Objective To investigate the effects of isocorydine (ICD) on the proliferation and radiosensitivity of cervical cancer SiHa cells and determine the underlying mechanism.

Methods Different concentrations (25, 50, 100, and 200 μmol/L) of ICD were used to treat cervical cancer SiHa cells (ICD treatment group). Normal cultured SiHa cells without ICD treatment were set as the normal control (NC) group. The 3-(4,5-dimethylthiazole-2-yl)-2,5-diphenyltetrazolium bromide (MTT) assay was used to detect cell proliferation. Cell clone formation experiment was conducted to determine the radiation sensitization effect of ICD on cells. Western blot analysis was employed to detect phosphorylated histone H2AX (γ-H2AX), phosphorylated phosphatidylinositol 3-kinase (p-PI3K), and phosphorylated protein kinase B (p-Akt) expression. Real-time quantitative PCR (qRT-PCR) was used to detect the expression of microRNA-129-5p (miR-129-5p). SiHa cells were transfected with miR-NC and miR-129-5p, and the roles of transfection of miR-129-5p on cell proliferation, radiosensitivity, cyclinD1, and γ-H2AX protein expression were observed. Anti-miR-NC and anti-miR-129-5p were transfected into SiHa cells, which were then treated with ICD to evaluate the effects on ICD-induced cell proliferation, radiosensitivity, and PI3K/Akt signaling pathway. Data between two groups were compared by independent sample t test.

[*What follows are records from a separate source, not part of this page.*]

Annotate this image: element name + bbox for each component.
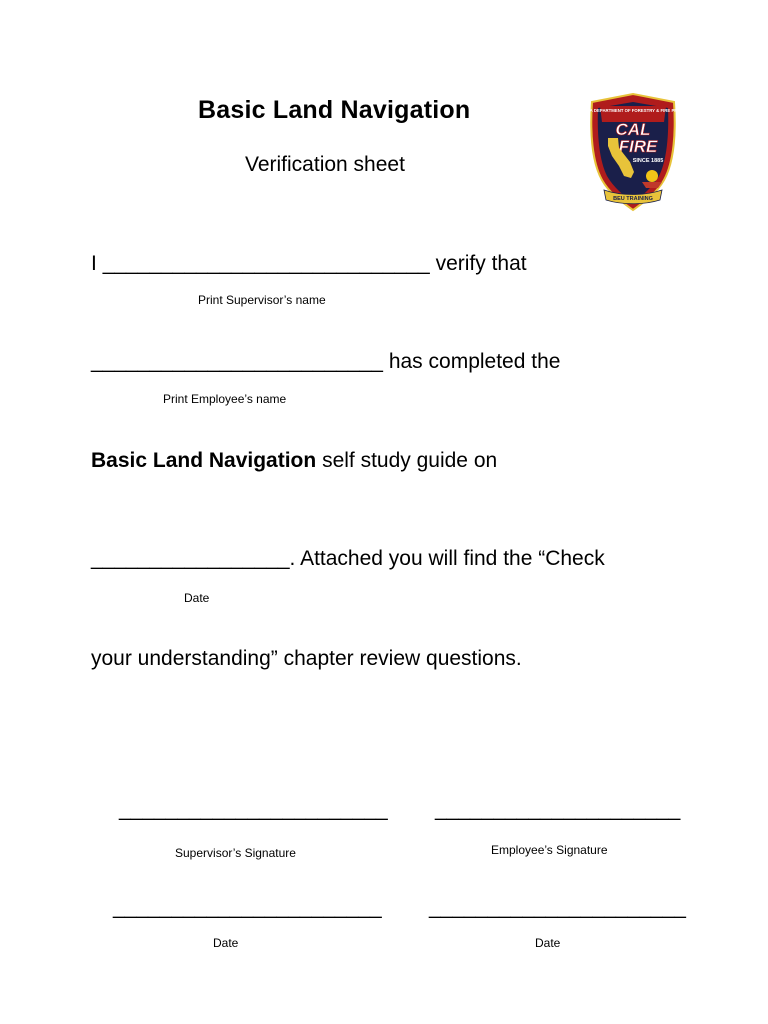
employee-name-caption: Print Employee’s name — [163, 392, 287, 406]
page-subtitle: Verification sheet — [245, 153, 405, 176]
statement-completed-text: has completed the — [388, 350, 561, 373]
supervisor-date-label: Date — [213, 936, 239, 950]
guide-statement-text: self study guide on — [322, 449, 498, 472]
attached-text: Attached you will find the “Check — [300, 547, 605, 570]
logo-since-text: SINCE 1885 — [632, 158, 664, 164]
guide-title-bold: Basic Land Navigation — [91, 449, 317, 472]
supervisor-signature-line[interactable]: _______________________ — [119, 798, 388, 821]
employee-date-label: Date — [535, 936, 561, 950]
employee-date-line[interactable]: ______________________ — [429, 896, 686, 919]
guide-statement-line — [91, 449, 497, 473]
completion-date-blank[interactable]: _________________. — [91, 547, 296, 570]
supervisor-signature-label: Supervisor’s Signature — [175, 846, 296, 860]
cal-fire-logo — [566, 92, 700, 212]
supervisor-name-blank[interactable]: ____________________________ — [102, 252, 430, 275]
supervisor-date-line[interactable]: _______________________ — [113, 896, 382, 919]
review-questions-text: your understanding” chapter review questions. — [91, 647, 522, 670]
page-title: Basic Land Navigation — [198, 96, 471, 124]
employee-statement-line — [91, 350, 560, 374]
supervisor-statement-line — [91, 252, 527, 276]
statement-prefix: I — [91, 252, 97, 275]
employee-name-blank[interactable]: _________________________ — [91, 350, 383, 373]
date-statement-line — [91, 547, 605, 571]
employee-signature-line[interactable]: _____________________ — [435, 798, 681, 821]
statement-verify-text: verify that — [435, 252, 527, 275]
employee-signature-label: Employee’s Signature — [491, 843, 608, 857]
logo-top-text: CALIFORNIA DEPARTMENT OF FORESTRY & FIRE PROTECTION — [566, 108, 700, 113]
supervisor-name-caption: Print Supervisor’s name — [198, 293, 326, 307]
completion-date-caption: Date — [184, 591, 210, 605]
logo-fire-text: FIRE — [618, 137, 658, 156]
logo-ribbon-text: BEU TRAINING — [613, 196, 653, 202]
logo-cal-text: CAL — [615, 120, 651, 139]
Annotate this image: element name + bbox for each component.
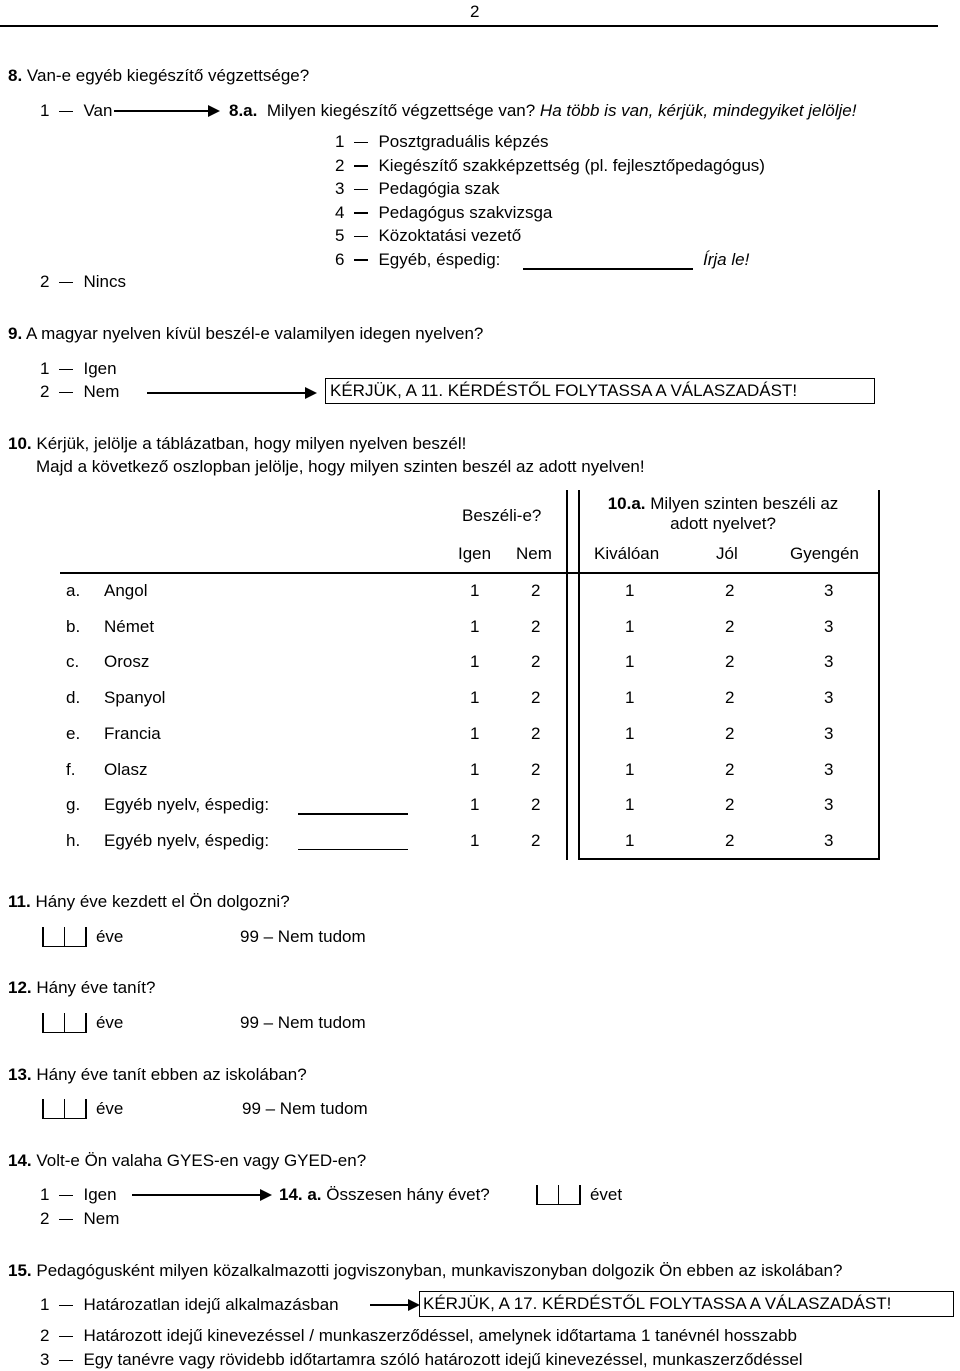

Results The MTT assay showed that the 25, 50, 100, and 200 μmol/L ICD treatment groups exhibited significant increase in the proliferation inhibition rate ((10.26±1.03)%, (22.16±2.21)%, (44.09±4.41)%, (70.88±7.09)%) of SiHa cells compared with the NC group ((0.05±0.01)%), and the differences were statistically significant (t=29.736−30.013, all P<0.05). The cell clone formation, Western blot, and qRT-PCR analyses showed that the 100 μmol/L ICD treatment group had increased radiosensitivity to different doses of X-rays (t=19.135−44.478, all P<0.05), increased γ-H2AX protein expression (t=15.041, P<0.05) and miR-129-5p expression (t=19.682, P<0.05), and decreased expression of p-PI3K and p-Akt protein compared with the NC group (t=14.897, 15.429; both P<0.05). Transfected (highly expressed) miR-129-5p considerably increased the proliferation inhibition rate ((75.06±7.51)% vs. (1.04±0.10)%; t=29.566, P<0.05), radiosensitivity to different doses of X-rays (t=13.239−37.015, all P<0.05), and γ-H2AX protein expression (t=17.076, P<0.05) of SiHa cells and evidently decreased the expression of the cyclinD1 protein (t=17.393, P<0.05) compared with transfected miR-NC. The transfection of anti-miR-129-5p (low expression of miR-129-5p) reversed the inhibitory effect of ICD on SiHa cell proliferation and PI3K/Akt signaling pathway and reversed its ability to enhance cell radiosensitivity compared with the transfection of anti-miR-NC, and the differences were statistically significant (t=13.370−28.252, all P<0.05).

Conclusion ICD inhibits the proliferation of cervical cancer SiHa cells and enhances radiosensitivity by up-regulating the expression of miR-129-5p and the PI3K/Akt signaling pathway.